Uma Irmã, o livro de Vivès que motiva este texto, mostra bem o total domínio da narrativa em Banda Desenhada que Vivès conseguiu. Com um registo gráfico muito próximo do usado em Polina, este novo livro, sobre a descoberta da sexualidade por parte de um adolescente, pode provocar alguma controvérsia, nestes tempos em que  impera o politicamente correcto.
Obra de ficção, mas onde é fácil procurar referências autobiográficas, Uma Irmã é contado na perspectiva de Antoine, um adolescente tímido de 13 anos, com grande talento para o desenho que descobre a sexualidade com Hélène, uma rapariga de 16 anos que vem passar férias com a família. Mas embora haja elementos que se inspiram nas férias de infância de Vivès, que também tem um irmão mais novo, como Titi e também passava a vida a desenhar, o livro não conta apenas coisas que o autor viveu, mas sobretudo, que gostaria de ter vivido.
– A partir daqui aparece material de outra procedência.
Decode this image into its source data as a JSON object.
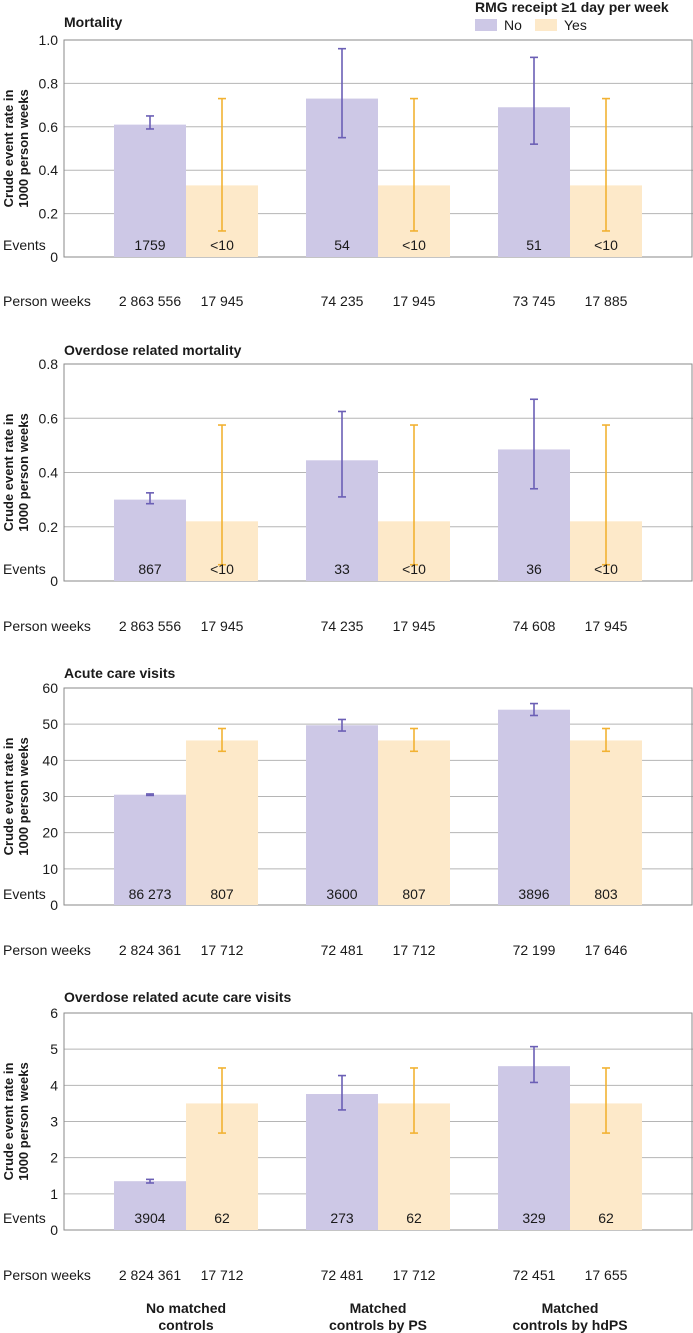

Como o próprio refere: “Antes de eu ter nascido, a minha mãe teve um aborto espontâneo. Foi uma coisa em que eu sempre pensei. Podia ter tido uma irmã mais velha. Tive uma infância muito feliz, muito acompanhado, que me deixou boas recordações. Mas ter uma irmã mais velha podia talvez ter-me ajudado na minha relação com as raparigas. O único modelo feminino que tinha em casa era a minha mãe. Gostaria de ter tido uma maior proximidade com as raparigas. E como fazer Banda Desenhada é satisfazer os seus sonhos, fazer nascer personagens, modificar um pouco a sua história, criei para Antoine uma experiência que gostaria de ter vivido...”
Mais do que uma história de amor, Uma Irmã é uma história de descoberta, marcada pela inocência dos dois irmãos, face a uma rapariga mais velha, como Hélène, que vai ajudar Antoine a conhecer um pouco do misterioso mundo feminino Dando mais uma vez a palavra a Bastien Vivès: “queria que eles tivessem algumas relações sexuais, mas sem passar verdadeiramente ao acto. Que eles se descobrissem um ao outro, como o poderiam fazer uma irmã mais velha e o seu irmão. Sem nada de violento, ou de agressivo entre eles. Os três juntos, vão formar uma pequena família onde a Hélène se vai sentir bem desde o início.”
Graficamente, o traço de Vivès estão cada vez mais depurado e sensual, transmitindo uma sensação de leveza e simplicidade. Um desenho diáfano a preto e branco (com o cinzento, como segunda cor, a dar volume) que sugere, mais do que mostra, como fica evidente em pormenores tão simples, como apenas desenhar os olhos das personagens quando é estritamente necessário para a narrativa, o que dá uma força muito maior a esses olhares. Também as cenas eróticas são tratadas com grande elegância e sobriedade, evitando cair num registo pornográfico, que seria muito mais difícil de evitar com um traço mais realista.
História de grande subtileza e ambiguidade sobre a adolescência, o desejo e o sentido de família, Uma Irmã confirma a maturidade e o talento de um grande autor.
Publicado originalmente no jornal Público de 07/07/2018

segunda-feira, 9 de julho de 2018

Colecção Novela Gráfica IV 5 - O Farol/ O jogo Lúgubre

OS PRIMEIROS PASSOS DE UM GRANDE AUTOR

Novela Gráfica IV -   Vol. 5 
O Farol e O Jogo Lúgubre
Argumento e Desenhos – Paco Roca
Quarta-feira, 04 de Julho
Por + 10,90€
Depois de O Inverno do Desenhador, Os Trilhos do Acaso e A CasaPaco Roca, um dos mais importantes e premiados autores espanhóis da actualidade, regressa com naturalidade à colecção Novela Gráfica com um volume que recolhe duas histórias anteriores a Rugas, que foi o título que o lançou a nível internacional. São elas O Farol, de 2004, e O Jogo Lúgubre, de 2001. Trabalhos que surgem nas suas versões mais recentes, pois Roca, de cada vez que reedita um dos seus livros, faz questão de introduzir alterações.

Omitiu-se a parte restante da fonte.